2. Don’t forget peer engagement
Every fintech should learn from wider market practice and interact with peers in a constructive manner. This can mean both their fintech peers – seeking counsel from those who have been there before. I would also challenge slightly more mature fintechs to engage with the with the broader industry.
ClauseMatch’s entry into the Investment Association7 is a case in point of how technology firms are having stronger links with other FS companies, beyond just their actual or potential clients. The regtech aiming at automating the entire regulatory lifecycle has been welcomed into the fold by peers and the trade body alike.
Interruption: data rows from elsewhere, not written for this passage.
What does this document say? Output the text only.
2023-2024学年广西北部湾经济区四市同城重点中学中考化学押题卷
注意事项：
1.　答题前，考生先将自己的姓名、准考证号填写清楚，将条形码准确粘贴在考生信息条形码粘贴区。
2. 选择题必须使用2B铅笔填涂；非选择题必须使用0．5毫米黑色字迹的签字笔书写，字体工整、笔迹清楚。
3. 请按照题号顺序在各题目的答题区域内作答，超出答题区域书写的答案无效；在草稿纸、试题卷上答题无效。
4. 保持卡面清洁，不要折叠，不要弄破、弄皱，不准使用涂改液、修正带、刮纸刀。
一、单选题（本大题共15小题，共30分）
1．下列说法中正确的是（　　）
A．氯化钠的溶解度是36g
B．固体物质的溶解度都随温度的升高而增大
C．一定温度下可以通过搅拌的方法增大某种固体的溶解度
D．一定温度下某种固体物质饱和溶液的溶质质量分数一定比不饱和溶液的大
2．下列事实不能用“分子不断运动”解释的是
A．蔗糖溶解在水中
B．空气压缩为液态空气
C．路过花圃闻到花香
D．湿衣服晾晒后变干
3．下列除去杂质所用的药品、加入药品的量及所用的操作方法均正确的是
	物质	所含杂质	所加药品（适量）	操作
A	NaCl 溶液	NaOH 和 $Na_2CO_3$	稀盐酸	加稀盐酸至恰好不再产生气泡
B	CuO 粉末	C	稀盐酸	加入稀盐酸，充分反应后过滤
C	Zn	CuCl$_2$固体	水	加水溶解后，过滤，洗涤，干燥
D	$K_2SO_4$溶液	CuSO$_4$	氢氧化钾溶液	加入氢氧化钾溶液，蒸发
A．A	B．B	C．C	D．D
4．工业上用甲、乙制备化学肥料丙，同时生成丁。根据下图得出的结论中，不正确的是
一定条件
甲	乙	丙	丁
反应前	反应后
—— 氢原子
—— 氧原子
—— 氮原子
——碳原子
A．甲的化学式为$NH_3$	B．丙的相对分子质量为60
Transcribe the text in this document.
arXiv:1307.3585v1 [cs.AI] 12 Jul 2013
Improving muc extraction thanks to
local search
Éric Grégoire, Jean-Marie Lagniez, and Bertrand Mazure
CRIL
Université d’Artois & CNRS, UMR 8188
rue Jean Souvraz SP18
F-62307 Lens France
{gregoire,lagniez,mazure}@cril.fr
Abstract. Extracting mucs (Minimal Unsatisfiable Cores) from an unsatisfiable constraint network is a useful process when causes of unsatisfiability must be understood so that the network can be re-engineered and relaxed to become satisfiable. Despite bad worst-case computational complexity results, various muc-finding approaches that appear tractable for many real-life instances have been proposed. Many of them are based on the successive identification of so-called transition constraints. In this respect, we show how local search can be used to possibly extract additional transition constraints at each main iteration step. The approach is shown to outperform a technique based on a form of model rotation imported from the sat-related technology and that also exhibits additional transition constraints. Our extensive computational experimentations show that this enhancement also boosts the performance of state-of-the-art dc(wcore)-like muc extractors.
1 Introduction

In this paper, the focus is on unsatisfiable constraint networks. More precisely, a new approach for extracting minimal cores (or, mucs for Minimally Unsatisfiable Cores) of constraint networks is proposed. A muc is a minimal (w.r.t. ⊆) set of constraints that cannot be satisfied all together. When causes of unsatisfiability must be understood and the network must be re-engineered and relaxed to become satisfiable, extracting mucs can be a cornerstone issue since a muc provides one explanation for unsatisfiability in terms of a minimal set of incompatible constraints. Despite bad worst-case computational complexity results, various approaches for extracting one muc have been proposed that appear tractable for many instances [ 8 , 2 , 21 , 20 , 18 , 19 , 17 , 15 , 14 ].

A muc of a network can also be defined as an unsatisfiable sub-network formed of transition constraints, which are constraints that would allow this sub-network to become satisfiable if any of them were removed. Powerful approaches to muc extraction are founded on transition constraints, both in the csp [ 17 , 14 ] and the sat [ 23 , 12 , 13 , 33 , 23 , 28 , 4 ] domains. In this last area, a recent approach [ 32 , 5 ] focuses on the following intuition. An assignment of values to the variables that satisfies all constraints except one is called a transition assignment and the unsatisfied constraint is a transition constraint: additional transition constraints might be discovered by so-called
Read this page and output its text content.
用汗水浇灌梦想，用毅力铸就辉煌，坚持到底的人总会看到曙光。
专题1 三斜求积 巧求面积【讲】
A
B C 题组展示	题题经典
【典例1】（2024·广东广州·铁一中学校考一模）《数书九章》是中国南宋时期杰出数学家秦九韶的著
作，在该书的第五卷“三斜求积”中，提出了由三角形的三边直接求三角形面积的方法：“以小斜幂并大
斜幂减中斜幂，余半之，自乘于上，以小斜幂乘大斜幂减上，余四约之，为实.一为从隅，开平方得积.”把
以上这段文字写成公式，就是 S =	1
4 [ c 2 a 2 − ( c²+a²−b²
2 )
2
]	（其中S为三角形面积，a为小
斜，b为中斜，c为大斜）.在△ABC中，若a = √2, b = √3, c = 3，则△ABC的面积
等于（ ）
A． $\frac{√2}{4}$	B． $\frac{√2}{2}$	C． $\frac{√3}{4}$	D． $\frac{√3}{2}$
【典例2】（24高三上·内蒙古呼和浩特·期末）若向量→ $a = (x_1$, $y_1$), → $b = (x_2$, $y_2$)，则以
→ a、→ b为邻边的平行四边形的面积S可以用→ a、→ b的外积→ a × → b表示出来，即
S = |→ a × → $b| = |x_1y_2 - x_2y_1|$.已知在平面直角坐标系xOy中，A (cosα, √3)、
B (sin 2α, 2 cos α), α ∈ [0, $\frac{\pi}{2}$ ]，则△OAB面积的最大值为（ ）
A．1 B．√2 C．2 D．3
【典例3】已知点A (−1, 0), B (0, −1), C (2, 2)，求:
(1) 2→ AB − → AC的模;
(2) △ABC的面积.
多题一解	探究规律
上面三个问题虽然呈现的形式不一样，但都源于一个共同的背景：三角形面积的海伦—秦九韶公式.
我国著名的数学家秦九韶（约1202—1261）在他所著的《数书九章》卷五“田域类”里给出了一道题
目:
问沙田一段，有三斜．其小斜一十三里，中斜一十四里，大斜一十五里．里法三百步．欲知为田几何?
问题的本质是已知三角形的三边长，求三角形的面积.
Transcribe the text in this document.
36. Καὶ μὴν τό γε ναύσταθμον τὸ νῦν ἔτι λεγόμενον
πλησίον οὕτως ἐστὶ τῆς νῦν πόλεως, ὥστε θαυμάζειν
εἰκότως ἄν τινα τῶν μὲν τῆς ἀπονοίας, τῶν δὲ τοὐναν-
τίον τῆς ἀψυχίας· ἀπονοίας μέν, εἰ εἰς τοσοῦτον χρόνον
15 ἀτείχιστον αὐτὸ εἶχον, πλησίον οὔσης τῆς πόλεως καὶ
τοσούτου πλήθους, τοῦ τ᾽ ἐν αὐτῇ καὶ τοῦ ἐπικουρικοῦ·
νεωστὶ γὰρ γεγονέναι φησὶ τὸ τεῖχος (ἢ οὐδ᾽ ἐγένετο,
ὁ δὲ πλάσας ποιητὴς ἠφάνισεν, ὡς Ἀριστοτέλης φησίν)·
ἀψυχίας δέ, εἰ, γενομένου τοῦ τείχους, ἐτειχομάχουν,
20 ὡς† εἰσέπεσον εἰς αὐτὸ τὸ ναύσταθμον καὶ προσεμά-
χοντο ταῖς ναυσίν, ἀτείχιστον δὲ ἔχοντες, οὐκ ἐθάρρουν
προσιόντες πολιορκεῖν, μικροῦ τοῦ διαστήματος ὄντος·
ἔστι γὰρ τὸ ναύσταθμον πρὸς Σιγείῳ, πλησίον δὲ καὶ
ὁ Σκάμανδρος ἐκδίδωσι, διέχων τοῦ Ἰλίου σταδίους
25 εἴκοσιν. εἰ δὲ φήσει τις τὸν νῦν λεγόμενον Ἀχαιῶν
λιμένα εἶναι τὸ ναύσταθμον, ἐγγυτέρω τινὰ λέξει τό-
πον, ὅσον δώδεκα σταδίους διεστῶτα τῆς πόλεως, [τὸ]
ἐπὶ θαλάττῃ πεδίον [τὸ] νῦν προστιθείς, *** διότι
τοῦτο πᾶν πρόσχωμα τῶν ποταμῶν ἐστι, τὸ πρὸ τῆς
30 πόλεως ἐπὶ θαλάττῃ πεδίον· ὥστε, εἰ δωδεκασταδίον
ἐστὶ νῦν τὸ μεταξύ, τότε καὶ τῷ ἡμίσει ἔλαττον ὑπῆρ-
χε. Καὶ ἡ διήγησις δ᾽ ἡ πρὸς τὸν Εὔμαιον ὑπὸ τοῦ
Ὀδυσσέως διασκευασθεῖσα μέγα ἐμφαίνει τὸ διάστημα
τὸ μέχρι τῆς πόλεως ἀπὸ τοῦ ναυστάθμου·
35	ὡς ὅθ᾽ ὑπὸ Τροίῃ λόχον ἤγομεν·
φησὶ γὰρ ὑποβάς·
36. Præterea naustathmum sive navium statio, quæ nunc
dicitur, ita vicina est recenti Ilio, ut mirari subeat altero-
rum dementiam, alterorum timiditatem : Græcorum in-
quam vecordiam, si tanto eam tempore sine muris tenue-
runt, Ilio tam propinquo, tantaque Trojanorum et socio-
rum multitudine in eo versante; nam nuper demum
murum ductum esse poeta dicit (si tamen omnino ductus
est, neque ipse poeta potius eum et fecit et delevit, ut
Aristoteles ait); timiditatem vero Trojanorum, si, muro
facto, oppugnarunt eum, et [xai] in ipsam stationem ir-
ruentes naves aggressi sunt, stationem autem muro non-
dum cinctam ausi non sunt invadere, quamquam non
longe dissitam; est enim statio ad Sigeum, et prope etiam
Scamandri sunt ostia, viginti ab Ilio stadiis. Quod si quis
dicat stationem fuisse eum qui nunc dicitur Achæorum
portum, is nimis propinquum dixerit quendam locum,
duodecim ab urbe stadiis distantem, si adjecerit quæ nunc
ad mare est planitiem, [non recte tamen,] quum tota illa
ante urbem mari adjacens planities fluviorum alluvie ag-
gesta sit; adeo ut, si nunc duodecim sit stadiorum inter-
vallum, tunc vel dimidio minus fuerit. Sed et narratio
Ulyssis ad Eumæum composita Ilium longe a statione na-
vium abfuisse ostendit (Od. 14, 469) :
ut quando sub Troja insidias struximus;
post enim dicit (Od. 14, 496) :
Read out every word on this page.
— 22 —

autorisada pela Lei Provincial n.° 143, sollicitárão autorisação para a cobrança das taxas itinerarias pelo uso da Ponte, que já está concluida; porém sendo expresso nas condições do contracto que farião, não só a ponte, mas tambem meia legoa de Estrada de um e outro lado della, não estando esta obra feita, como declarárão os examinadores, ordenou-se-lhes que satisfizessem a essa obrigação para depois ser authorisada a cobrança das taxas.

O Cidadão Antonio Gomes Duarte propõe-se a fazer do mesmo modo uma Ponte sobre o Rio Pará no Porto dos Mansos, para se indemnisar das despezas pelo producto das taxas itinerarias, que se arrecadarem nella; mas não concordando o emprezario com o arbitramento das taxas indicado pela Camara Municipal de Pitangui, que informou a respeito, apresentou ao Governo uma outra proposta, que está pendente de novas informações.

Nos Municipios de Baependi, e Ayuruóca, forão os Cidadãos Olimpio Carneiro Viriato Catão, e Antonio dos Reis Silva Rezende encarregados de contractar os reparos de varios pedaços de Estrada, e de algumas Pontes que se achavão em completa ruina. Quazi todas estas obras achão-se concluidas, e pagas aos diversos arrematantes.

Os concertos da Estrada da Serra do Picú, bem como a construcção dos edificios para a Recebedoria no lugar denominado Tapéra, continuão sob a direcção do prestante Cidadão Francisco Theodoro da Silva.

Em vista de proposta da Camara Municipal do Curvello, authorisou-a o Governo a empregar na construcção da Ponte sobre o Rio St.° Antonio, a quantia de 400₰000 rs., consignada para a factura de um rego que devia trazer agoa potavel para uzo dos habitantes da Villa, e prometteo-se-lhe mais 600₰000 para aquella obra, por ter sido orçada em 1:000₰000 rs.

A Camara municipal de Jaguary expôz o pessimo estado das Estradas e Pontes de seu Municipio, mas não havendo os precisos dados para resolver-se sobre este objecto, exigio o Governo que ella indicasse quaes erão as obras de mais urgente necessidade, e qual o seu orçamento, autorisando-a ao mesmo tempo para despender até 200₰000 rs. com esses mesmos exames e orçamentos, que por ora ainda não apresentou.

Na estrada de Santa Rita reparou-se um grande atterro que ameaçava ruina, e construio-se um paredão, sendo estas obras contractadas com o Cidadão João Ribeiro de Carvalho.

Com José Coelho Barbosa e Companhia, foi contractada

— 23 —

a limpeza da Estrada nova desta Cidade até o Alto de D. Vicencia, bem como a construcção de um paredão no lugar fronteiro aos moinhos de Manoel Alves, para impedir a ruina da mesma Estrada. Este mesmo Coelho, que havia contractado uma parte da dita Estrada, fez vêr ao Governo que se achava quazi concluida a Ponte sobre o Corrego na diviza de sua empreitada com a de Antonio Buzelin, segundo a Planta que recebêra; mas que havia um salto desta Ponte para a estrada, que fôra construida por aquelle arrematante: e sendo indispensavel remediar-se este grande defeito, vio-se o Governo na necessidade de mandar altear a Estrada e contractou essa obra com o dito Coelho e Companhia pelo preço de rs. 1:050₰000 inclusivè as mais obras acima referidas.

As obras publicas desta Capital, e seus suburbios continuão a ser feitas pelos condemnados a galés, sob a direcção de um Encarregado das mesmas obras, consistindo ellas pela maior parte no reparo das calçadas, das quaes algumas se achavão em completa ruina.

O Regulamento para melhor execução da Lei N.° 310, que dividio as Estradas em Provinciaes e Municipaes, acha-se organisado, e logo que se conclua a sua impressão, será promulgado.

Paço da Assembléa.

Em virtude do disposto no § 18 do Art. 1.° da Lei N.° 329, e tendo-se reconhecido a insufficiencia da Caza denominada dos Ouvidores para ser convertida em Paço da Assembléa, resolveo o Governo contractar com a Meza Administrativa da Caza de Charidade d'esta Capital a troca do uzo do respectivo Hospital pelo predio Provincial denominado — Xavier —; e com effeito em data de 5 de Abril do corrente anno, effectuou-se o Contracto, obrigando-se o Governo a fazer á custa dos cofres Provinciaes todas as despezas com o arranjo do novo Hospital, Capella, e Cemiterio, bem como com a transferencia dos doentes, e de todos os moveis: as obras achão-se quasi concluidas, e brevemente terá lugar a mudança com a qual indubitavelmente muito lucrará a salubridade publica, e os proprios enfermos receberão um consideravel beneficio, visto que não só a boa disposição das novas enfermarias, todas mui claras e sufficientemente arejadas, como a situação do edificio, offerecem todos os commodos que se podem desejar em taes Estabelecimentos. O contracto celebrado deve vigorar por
ClauseMatch Sales VP, Carl-Henrik Thorsen, says that though some may resist the change, the industry is ripe for innovative platforms enabling firms to focus on their core activities. Fintechs more generally are moving from the role of the dark horse to that of the white knight, helping the industry renew itself.
3. Stick with it!
Finally, my advice would be to not give up at the first hurdle. Even if your new business idea does look like it might need to be authorised, the FCA’s regulatory sandbox is a great place to test your idea. Think deeply about the way your solution engages with the current infrastructure and the end users. Surround yourself with peers and advisors who can truly support you in the effort to inject a bit of constructive revolution into financial services.